You would think that in the nearly 3000 years of recorded history we would know that Know Thyself is just about the only thing we can know with real veracity.

My people flourished in Mexico for almost 4,000 years before the Europeans arrived.
10,000 years ago, my ancestors began to domesticate maize into corn.

Who wouldn’t want to know more about a lineage that has survived the five to seven million years since Ancient man decided to rear up and have a good look around while walking? We survived countless inter-tribal battles in Pre-Columbian Mexico and then the germ warfare that the Anglos brought with them.
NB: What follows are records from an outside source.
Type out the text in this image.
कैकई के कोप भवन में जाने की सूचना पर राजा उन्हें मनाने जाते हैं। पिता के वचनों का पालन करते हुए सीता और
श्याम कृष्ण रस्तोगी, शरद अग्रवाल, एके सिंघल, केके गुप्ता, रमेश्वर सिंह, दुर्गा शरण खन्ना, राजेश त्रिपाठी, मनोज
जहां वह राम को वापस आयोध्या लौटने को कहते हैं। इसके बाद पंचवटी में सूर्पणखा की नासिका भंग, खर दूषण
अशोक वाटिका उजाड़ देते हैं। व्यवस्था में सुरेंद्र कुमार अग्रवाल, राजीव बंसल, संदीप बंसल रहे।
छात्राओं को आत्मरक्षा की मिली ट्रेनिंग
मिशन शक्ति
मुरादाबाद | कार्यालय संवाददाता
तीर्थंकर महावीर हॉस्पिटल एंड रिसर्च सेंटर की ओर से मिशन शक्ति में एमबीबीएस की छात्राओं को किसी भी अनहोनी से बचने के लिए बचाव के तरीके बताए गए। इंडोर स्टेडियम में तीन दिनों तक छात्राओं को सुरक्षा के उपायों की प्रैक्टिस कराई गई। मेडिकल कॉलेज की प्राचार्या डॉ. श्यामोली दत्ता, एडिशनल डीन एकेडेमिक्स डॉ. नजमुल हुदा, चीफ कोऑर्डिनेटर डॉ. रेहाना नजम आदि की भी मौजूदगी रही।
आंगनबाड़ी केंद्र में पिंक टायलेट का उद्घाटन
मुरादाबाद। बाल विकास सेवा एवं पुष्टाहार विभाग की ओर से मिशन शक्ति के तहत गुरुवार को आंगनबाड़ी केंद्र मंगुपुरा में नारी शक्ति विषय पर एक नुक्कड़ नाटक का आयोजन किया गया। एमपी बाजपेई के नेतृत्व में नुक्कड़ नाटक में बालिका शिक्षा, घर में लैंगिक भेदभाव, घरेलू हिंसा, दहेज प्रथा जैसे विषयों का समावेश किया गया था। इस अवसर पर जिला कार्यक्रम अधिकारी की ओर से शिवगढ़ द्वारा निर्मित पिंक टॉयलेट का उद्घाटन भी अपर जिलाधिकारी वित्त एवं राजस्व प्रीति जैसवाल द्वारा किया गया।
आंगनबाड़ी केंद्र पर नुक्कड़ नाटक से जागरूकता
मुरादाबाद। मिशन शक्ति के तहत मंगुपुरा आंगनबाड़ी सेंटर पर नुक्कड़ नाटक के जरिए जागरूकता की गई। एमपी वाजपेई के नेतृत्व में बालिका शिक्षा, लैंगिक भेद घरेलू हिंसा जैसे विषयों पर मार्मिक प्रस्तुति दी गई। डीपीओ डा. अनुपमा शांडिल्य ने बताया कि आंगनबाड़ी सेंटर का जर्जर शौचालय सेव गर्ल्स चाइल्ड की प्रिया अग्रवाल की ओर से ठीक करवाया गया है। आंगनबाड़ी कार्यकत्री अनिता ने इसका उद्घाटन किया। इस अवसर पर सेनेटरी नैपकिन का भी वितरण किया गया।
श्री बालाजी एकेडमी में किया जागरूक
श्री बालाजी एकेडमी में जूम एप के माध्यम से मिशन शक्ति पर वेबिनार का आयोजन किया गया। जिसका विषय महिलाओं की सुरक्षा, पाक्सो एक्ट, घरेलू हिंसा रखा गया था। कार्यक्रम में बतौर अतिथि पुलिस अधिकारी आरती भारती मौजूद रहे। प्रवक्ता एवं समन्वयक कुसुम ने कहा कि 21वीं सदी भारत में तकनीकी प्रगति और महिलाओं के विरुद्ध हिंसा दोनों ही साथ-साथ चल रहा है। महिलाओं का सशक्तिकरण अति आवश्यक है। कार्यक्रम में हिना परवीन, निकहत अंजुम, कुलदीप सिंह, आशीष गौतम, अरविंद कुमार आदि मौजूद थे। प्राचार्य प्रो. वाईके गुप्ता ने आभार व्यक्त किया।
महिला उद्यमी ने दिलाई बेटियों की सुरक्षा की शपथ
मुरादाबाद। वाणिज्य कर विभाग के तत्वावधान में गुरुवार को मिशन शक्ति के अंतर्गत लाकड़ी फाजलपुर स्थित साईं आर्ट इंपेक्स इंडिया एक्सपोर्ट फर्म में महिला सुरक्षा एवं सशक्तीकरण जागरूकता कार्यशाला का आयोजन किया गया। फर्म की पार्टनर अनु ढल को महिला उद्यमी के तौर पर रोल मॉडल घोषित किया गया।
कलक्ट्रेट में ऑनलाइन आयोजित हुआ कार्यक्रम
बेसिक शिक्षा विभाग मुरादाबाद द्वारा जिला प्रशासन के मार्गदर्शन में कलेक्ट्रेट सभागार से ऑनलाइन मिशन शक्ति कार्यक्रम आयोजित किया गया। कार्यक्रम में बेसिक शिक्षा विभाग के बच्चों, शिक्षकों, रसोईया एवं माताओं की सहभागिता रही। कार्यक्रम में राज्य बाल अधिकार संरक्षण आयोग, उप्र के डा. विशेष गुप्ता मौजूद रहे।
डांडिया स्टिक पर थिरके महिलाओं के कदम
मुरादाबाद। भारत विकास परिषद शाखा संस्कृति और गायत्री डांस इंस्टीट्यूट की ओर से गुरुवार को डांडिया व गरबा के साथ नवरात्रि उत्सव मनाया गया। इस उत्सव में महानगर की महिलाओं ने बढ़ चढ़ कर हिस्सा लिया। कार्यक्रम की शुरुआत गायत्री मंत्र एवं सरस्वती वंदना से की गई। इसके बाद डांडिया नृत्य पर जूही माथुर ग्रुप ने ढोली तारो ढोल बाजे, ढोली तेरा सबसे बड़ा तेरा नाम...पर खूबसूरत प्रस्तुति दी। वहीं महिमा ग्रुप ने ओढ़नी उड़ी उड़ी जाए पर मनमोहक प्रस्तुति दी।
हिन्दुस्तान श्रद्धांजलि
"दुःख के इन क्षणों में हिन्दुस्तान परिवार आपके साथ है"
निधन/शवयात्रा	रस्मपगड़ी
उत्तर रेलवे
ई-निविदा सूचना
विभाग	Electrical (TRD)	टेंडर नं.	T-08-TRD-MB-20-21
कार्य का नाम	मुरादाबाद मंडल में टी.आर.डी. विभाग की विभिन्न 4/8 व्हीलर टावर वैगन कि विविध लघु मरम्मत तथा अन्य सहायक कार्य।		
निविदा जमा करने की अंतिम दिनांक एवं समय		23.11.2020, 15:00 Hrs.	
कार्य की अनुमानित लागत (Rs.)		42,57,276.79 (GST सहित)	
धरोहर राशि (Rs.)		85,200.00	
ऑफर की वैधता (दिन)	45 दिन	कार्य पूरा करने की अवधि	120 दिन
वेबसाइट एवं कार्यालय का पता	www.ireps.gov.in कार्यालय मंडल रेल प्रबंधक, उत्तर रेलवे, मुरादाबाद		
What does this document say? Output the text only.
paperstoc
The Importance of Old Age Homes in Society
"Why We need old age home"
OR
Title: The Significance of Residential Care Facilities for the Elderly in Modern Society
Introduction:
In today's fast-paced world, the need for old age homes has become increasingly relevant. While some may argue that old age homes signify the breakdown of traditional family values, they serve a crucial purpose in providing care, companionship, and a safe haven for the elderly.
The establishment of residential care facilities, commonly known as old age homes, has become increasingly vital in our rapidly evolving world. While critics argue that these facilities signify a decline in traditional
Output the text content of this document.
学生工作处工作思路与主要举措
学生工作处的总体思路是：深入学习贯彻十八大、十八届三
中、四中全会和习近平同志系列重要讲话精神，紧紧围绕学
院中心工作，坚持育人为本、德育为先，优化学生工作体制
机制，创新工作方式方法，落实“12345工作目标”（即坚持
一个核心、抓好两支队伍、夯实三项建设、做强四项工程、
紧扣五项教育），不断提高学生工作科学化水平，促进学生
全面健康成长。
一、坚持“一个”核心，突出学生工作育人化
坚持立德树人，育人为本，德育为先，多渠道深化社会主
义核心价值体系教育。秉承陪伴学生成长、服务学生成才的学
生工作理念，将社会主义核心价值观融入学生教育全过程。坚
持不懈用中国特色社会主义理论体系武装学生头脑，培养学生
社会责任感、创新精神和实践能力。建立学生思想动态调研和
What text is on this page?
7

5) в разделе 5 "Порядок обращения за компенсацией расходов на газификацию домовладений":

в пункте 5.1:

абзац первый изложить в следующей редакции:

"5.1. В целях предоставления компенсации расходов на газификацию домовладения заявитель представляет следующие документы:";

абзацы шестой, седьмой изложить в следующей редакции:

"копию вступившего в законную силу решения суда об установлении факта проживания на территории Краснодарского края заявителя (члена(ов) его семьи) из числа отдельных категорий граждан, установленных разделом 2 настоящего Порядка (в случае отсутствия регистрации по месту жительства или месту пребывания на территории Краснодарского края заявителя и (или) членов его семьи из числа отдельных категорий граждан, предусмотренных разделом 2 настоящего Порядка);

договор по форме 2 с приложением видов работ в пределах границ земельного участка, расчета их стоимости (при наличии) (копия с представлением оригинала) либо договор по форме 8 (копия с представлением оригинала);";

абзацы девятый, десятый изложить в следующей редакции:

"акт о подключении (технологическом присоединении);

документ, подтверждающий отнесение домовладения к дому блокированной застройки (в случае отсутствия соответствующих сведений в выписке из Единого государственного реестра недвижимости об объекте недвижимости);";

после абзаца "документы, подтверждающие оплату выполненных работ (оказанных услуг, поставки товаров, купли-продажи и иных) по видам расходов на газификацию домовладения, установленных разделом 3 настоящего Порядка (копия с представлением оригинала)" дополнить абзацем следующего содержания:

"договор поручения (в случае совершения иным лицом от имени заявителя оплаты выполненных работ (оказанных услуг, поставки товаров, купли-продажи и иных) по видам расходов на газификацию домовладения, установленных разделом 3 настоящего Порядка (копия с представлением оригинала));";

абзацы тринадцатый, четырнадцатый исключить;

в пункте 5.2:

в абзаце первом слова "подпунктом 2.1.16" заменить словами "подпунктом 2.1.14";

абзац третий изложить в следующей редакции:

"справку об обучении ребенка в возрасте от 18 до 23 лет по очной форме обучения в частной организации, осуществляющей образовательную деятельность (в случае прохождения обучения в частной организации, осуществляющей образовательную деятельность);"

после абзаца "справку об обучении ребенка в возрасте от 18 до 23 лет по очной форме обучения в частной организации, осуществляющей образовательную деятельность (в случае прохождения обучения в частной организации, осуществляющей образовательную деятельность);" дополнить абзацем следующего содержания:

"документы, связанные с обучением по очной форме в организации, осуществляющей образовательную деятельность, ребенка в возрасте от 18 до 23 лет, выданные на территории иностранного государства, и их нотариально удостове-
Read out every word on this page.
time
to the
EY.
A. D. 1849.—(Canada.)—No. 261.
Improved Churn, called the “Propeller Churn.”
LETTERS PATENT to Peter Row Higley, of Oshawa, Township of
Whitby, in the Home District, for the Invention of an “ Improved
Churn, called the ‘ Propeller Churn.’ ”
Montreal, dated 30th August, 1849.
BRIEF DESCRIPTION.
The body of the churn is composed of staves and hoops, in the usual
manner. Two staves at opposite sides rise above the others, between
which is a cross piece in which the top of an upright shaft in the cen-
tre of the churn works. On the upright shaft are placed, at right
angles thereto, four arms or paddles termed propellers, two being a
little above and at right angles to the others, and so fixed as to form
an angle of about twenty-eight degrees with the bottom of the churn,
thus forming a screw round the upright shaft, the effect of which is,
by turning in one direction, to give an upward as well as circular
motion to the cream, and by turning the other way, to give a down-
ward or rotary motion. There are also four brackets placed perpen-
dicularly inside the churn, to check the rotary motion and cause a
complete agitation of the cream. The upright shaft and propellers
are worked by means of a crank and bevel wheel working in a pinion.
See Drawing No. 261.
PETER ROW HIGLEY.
My line is a winner on this continent and I can’t help but wonder if we will survive whatever fate is lining up next for the human race.

My job in this life has been to Know Myself.  I am dedicated to a life of service. I am here to assist as many humans as I can to recognize their value, know their gift and bring it to the world. There is no time to waste. And we must do this knowing that we are intimately connected as a species, a species that cannot afford to pretend it is only a random collection of unconnected individuals.

We don’t have much time to know ourselves as intricately necessary pieces of this environmental perplexity. We will have to reorganize ourselves rapidly for the cultural, social, and economic changes that our planet will demand of us in the next decades.


How will you begin to know who you are and how you fit into the puzzle of life on planet Earth? Let's figure it out together.